Loading in the tidyverse, data and setting seed
# Loading tidyverse
library(tidyverse)
#Loading in Data
nhl_draft <- read_csv("nhldraft.csv")
# Combining Positions
nhl_draft <- nhl_draft |>
mutate(position = case_when(
position == "C RW" ~ "C/RW",
position == "Centr" ~ "C",
position == "C; LW" ~ "C/LW",
TRUE ~ position
))
# Setting seed
set.seed(1)
For my Final Project, I wanted to look at this data set from the point of view of a prospective General Manager of a National Hockey League Team. The data for this project comes from Kaggle user “MATT OP” with his data set NHL Draft Hockey Player Data (1963-2022). The data set keeps track of a variety of player stats from goals, assists, team, year, overall pick, etc…
When I first thought about this project, I thought about looking at this from a position stand point debating whether or not I should compare goalie groups. But since this project is supposed to having a potential real life impact, I decided to look at this from a Draft standpoint.
In any sport that has a draft, the number 1 overall pick tends to be one of the best prospect. For many teams, this could mean adding a potential star player to their roster. The idea of the 1st overall pick is interesting because teams either will build around that player or use that player as another piece to the success of their play style.Thus, I thought that it would be interesting to look at whether 1st Overall Picks of each draft turned out as good players in the league or not.
To start, I filtered the data to the first overall picks as one data set
first_pick <- nhl_draft |>
filter(overall_pick == 1)
Then, I wanted to figure out what a NHL First Overall pick looks like. So I broke it down by 3 Categories: Nationality, Position, and Team.
first_pick |>
group_by(nationality) |>
summarize(count = n()) |>
arrange(count) |>
ggplot(aes(reorder(nationality, count), y = count, fill = nationality))+
geom_col()+
geom_text(aes(label = count))+
labs(title = "Amount of 1st Overall Picks by Nationality")+
xlab("nationality")
Looking at Nationality, we can see that the majority of first over all picks by a large margin was Canada with 42 players from Canada drafted Number 1 overall.
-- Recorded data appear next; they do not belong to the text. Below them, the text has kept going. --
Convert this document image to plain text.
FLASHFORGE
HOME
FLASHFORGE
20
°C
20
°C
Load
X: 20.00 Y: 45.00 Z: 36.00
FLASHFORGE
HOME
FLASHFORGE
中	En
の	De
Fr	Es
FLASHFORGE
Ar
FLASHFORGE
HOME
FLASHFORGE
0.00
With North America being the hub of Hockey and the home of the National Hockey League it is no surprise that 50 of the 60 (83%) players drafter number 1 overall in the past 60 years were from Canada and the U.S. This is important because that means that the best players tend to have grown up in North America compared to other countries due to the popularity of the hockey within the continent. Otherwise countries like Russia (“RU”), and Sweeden (“SE”) mkae since due to their cold weather climate.
first_pick |>
drop_na(position) |>
group_by(position) |>
summarize(count = n()) |>
ggplot(aes(reorder(position, count), y = count, fill = position))+
geom_col()+
coord_flip()+
geom_text(aes(label = count))+
labs(title = "Amount of 1st Overall Picks by Position")+
xlab("position")
For Position, we see that the Center Position is the most popular 1st overall draft pick position with 24 of the 60 (40%) players as Centers. This also makes sense as the Center Position is the one always in the center of the action as well as the rink. They are very important in facilitating chemistry between teammates and tend to lead the team in how aggressive to play.
first_pick |>
group_by(team) |>
summarize(count = n()) |>
arrange(count) |>
ggplot(aes(reorder(team, desc(count)), y = count, fill = factor(count)))+
geom_col()+
coord_flip()+
geom_text(aes(label = count))+
labs(title = "Amount of 1st Overall Picks by Team")+
scale_fill_brewer(name = "team")+
xlab("team")
When looking at the graph for team, over the past 60 years there have only been 25 teams that draft first out of the 44 NHL teams in History (56%).The Montreal Canadians have had the most 1st Overall Draft Picks with 6 picks. The Atlanta Thrashers, Quebec Nordiques, and Minnesota North Starts are the three teams that had Number 1 picks but no longer exist. Certain teams have had more draft picks than others and looking at the counts below, it is difficult to get a 1st overall draft pick multiple times.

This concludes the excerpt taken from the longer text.